A complicated system of checks
But Trump’s approach is set to collide with constitutional limits on federal power, with election law experts predicting it will be one of the fastest policies to be enjoined as litigation moves ahead.
Derek Muller, a law professor at the University of Notre Dame, told the Washington Examiner that the order raises both constitutional and practical concerns about how such a system could function.
“It’s very complicated,” Muller said, noting the order appears to contemplate multiple overlapping voter lists maintained by states, federal agencies, and the Postal Service. “There are just all these practical logistical concerns with election administration that are not conducive to this kind of layer of federal oversight.”
U.S. elections are uniquely decentralized, conducted by election officials across thousands of state and local jurisdictions rather than by a single national system. The Constitution’s elections clause gives Congress the authority to “make or alter” election rules for federal offices, but it does not grant the president direct control over how elections are administered.
Among the biggest hurdles for the Trump administration is timing. The order suggests states would need to submit verified voter lists well ahead of elections, even though many states allow voter registration and absentee ballot requests close to, or even on, Election Day.
“There are real feasibility concerns in trying to make something like this happen,” Muller said.
Even as lawsuits move forward, Muller said the path of enforcement could be uneven.
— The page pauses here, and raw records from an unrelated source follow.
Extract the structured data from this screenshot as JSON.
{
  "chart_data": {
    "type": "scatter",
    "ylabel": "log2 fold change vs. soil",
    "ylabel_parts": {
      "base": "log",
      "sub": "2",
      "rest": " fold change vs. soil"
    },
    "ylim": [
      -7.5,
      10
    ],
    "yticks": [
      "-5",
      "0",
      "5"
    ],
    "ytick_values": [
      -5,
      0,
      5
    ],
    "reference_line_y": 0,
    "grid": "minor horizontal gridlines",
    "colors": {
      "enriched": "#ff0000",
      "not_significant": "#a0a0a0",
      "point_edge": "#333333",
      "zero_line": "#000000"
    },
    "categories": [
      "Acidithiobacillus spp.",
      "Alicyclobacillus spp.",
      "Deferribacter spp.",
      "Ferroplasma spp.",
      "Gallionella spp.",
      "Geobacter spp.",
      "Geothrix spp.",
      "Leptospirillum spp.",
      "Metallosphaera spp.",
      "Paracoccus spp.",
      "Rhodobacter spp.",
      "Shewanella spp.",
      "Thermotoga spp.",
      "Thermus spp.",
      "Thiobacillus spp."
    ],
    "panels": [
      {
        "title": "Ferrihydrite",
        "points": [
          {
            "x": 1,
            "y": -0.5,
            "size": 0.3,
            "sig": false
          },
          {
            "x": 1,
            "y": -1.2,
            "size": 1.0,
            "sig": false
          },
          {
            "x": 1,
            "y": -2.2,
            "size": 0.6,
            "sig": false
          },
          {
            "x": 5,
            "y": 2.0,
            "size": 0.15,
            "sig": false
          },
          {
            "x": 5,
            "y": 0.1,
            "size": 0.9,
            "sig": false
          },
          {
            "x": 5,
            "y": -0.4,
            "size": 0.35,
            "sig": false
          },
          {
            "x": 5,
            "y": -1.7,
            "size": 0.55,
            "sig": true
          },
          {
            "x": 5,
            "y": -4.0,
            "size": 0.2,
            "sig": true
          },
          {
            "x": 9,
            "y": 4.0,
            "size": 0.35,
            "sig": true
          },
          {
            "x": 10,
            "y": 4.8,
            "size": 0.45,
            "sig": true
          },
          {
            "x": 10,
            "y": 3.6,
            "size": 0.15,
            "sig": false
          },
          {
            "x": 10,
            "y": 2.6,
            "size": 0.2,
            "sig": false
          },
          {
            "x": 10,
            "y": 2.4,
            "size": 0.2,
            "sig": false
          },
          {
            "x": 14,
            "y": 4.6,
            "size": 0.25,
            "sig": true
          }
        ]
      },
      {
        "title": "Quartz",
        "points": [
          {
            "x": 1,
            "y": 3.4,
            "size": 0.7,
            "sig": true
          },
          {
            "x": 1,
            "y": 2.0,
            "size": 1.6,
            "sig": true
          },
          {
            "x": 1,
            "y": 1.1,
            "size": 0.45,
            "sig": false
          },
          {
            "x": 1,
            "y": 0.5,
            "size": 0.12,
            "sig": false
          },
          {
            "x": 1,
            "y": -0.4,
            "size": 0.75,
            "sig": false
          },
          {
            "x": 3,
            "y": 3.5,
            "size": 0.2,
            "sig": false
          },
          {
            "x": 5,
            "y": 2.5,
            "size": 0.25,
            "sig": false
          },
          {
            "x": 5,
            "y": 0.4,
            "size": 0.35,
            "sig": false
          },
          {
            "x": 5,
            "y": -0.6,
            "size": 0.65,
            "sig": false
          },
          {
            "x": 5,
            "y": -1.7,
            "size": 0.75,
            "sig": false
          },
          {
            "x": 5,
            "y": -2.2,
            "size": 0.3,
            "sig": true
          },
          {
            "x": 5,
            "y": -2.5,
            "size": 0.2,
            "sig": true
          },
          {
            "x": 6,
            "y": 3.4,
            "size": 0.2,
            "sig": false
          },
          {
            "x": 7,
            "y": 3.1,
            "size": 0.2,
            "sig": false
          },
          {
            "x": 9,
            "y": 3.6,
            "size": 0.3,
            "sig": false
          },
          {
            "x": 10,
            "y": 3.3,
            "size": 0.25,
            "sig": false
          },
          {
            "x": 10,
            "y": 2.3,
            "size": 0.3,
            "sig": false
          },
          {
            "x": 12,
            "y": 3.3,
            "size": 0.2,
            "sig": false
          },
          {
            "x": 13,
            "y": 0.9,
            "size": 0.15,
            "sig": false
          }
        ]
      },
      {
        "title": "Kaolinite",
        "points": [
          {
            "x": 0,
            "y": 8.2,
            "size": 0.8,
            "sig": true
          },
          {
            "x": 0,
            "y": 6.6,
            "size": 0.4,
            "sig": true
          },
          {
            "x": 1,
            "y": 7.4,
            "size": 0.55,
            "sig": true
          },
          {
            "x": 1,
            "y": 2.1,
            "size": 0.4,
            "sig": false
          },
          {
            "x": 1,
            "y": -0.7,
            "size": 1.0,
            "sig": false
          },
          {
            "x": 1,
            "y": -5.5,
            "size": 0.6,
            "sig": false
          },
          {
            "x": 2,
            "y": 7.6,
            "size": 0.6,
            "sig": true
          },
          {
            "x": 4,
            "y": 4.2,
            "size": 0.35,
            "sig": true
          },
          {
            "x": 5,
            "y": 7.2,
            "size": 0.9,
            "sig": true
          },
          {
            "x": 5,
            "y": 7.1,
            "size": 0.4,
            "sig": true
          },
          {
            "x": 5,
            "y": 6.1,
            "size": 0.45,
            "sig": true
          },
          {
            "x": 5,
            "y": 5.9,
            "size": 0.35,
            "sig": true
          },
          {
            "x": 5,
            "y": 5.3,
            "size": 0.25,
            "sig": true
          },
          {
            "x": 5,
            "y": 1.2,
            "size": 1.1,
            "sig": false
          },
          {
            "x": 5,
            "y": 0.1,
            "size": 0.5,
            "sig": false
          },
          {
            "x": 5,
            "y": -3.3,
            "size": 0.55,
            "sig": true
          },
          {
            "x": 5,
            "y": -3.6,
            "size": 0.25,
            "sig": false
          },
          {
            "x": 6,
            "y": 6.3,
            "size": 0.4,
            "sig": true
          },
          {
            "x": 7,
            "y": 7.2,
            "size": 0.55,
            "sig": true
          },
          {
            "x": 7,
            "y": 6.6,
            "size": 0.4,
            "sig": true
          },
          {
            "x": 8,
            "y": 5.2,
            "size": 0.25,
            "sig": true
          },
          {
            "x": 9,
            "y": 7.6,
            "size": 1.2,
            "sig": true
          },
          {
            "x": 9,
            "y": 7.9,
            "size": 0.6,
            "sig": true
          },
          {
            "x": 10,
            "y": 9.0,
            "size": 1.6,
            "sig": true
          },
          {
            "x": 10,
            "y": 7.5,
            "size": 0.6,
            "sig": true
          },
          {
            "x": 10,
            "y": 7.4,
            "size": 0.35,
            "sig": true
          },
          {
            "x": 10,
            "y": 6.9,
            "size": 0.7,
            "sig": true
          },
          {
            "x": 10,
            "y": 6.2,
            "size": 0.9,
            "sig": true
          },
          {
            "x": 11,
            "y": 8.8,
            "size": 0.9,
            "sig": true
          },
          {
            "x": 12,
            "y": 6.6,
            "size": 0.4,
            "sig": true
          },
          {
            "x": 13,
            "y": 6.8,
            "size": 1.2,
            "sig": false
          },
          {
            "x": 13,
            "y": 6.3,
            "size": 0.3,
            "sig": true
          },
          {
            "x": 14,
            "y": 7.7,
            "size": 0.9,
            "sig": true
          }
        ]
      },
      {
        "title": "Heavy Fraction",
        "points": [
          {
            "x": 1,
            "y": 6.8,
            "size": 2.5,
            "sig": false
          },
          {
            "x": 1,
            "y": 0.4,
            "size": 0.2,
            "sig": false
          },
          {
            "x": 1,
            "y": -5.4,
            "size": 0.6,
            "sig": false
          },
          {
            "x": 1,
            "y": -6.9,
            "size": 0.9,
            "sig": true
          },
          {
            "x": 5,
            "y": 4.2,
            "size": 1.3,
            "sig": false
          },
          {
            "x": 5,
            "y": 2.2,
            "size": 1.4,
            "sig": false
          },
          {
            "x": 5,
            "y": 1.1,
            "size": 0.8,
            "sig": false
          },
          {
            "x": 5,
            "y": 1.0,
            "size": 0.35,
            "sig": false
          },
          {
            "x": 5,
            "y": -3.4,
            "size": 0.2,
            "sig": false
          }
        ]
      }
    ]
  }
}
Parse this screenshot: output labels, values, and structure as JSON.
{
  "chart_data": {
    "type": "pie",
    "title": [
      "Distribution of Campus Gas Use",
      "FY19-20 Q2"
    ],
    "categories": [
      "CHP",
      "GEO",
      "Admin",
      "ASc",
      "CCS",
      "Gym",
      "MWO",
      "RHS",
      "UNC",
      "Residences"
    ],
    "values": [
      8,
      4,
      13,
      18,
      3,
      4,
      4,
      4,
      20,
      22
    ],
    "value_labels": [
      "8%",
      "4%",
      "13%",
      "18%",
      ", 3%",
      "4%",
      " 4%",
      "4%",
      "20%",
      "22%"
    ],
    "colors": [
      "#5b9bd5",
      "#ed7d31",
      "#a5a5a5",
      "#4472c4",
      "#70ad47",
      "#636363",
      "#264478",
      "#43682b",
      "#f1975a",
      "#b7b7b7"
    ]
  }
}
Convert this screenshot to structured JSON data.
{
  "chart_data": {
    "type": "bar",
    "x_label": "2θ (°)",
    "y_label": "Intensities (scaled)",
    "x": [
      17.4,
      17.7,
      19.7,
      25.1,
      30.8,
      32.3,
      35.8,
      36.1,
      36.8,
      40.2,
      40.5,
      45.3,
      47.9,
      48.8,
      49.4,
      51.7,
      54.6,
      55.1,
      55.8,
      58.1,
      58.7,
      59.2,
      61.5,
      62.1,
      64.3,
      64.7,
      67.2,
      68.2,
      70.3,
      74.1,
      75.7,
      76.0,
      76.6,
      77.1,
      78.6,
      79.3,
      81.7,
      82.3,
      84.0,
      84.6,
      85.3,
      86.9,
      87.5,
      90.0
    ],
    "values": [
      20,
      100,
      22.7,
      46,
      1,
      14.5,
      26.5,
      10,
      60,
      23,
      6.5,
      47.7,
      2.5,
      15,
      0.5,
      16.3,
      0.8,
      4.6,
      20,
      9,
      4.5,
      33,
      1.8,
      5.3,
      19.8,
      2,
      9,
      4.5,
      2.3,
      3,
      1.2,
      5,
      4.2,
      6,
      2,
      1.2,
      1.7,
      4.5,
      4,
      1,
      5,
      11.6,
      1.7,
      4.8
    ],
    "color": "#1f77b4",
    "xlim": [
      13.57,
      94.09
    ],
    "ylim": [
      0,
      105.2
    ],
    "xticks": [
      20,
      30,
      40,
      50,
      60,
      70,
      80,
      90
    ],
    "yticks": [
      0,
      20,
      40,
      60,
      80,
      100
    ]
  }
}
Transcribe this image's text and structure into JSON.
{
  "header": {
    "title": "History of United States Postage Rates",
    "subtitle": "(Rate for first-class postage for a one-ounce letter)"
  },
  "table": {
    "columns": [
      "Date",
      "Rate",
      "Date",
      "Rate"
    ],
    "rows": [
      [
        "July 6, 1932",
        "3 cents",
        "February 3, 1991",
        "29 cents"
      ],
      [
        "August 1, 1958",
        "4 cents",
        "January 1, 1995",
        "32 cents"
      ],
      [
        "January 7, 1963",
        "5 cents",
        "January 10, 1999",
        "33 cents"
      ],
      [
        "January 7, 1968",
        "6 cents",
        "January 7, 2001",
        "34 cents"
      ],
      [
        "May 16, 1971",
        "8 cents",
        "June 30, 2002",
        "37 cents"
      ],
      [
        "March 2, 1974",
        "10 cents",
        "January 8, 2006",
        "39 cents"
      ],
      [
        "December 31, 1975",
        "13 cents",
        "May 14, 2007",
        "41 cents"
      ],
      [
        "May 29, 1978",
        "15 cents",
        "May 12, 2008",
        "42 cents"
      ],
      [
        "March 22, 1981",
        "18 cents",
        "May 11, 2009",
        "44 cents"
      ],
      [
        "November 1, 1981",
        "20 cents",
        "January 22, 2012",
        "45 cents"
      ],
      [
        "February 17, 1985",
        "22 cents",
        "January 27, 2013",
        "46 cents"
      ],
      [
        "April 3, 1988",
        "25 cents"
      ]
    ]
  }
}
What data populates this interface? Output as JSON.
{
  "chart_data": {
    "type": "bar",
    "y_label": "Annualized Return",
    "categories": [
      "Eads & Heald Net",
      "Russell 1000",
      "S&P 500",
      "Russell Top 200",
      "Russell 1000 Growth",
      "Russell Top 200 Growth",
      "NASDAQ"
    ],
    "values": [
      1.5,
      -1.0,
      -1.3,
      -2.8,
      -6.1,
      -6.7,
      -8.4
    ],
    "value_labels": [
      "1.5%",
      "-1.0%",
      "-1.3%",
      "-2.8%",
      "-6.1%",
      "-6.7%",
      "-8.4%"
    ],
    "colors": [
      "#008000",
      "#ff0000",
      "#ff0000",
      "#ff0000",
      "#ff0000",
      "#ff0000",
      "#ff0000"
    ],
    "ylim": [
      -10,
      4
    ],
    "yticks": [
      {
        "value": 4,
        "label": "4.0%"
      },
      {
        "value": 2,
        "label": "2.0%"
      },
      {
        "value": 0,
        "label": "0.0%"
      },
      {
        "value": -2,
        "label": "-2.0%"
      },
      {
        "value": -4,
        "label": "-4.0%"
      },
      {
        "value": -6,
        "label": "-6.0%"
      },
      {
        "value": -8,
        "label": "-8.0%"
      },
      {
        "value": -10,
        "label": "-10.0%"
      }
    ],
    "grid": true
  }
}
Early injunctions in some states are likely, but it remains unclear how broadly those rulings would apply nationwide.
A key question is how states not covered by injunctions, particularly Republican-led states, might respond.
“I do think there is a degree of uncertainty about what might happen,” Muller said, noting some states could face competing pressures between complying with the administration’s order and adhering to their own election laws. That could lead to additional litigation or a patchwork system in which the order is enforced in some states but blocked in others.
At the same time, Muller said certain elements of the plan, such as voluntary data-sharing between states and federal agencies to verify citizenship, could have practical value if implemented carefully and used as a back-end check to ensure that only eligible citizens are participating in elections nationwide.
Other election analysts said the mechanics of the system outlined in the order remain unclear, particularly when it comes to how different federal and state voter lists would interact.
For example, the order appears to contemplate at least three separate databases, including a federal citizenship list compiled by DHS, a state-generated list of voters eligible to receive mail ballots, and a Postal Service list of individuals authorized to receive and return ballots through the mail.
But what the order does not clearly explain is how those lists are supposed to connect or which list ultimately governs who can vote by mail.
TRUMP ORDERS POSTAL SERVICE TO LIMIT MAIL BALLOTS TO VOTERS ON NEW DHS-APPROVED LISTS
“This executive order doesn’t make clear how the administration will even do what they say they’re doing,” election lawyer Aaron Blacksberg told Votebeat, pointing to the lack of direction on how the lists would be reconciled or enforced.
However, the order directs the Postal Service to develop rules governing the system by May 30, suggesting key details of how the verification process would be executed are still in the works.